Fownes, a retired healthcare and product sales professional, has been volunteering with the foundation for over 15 years. “I had just retired, and one of my best friends was with them—and then I joined too,” she said.
The Ubuntu Grannies are part of a Canada-wide grassroots movement. All proceeds from the spring event go directly to the Stephen Lewis Foundation’s Grandmothers campaign, providing critical resources for African women who have taken on caregiving roles in the face of losing their children to AIDS.
Teasing what is on the menu at the fashion show, Fownes says, “we are serving homemade desserts and tea at the event, all made by us in our kitchens.” To further prompt people to have conversations and mingle throughout, “we have tables for four,” she said.
In an age of people being connected to their phones, they hope that this intimate seating style will force people to talk, build community and build in-person relations.
Fownes’ granddaughter, Kayleigh Bogart, a professional model and an international development student, will also be walking in the show. “The idea that family is very important.
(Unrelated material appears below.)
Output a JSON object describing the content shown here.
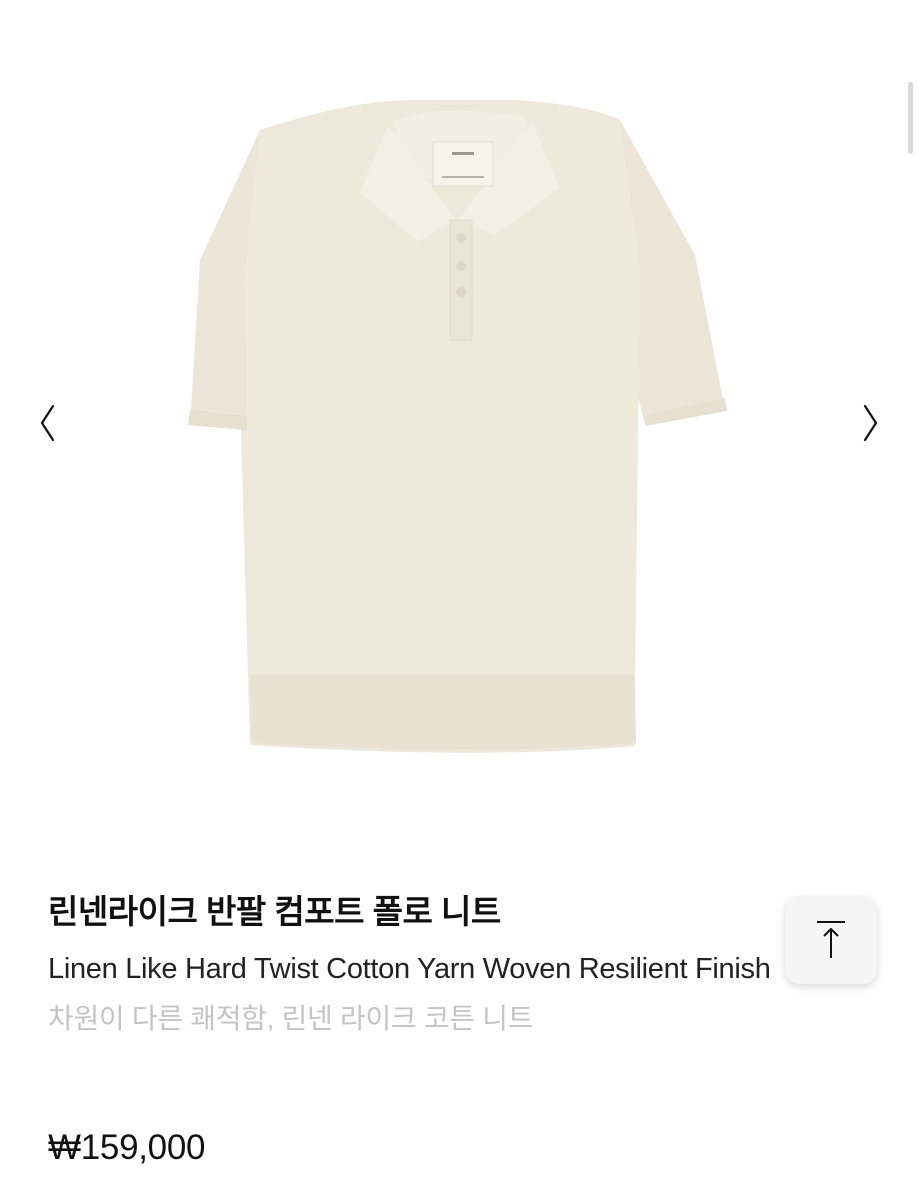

Supporting the Stephen Lewis Foundation is important, and helping my grandmother help grandmothers,“ Bogart says, are the reasons why she is volunteering her time and skills at this show.

“I consider myself very lucky to have a family in Halifax, and my grandmother has always supported me, and I feel privileged to support her.”
Bogart said that AIDS is still a very taboo subject, and supporting that and talking about it in a community-based setting and space is great. She added that, “living in Canada is a huge privilege, and supporting the grandmothers in Africa in a very horizontal capacity by asking them where they need help, and then trying to provide that help is special.”
This article appears in Jun 1-30, 2025.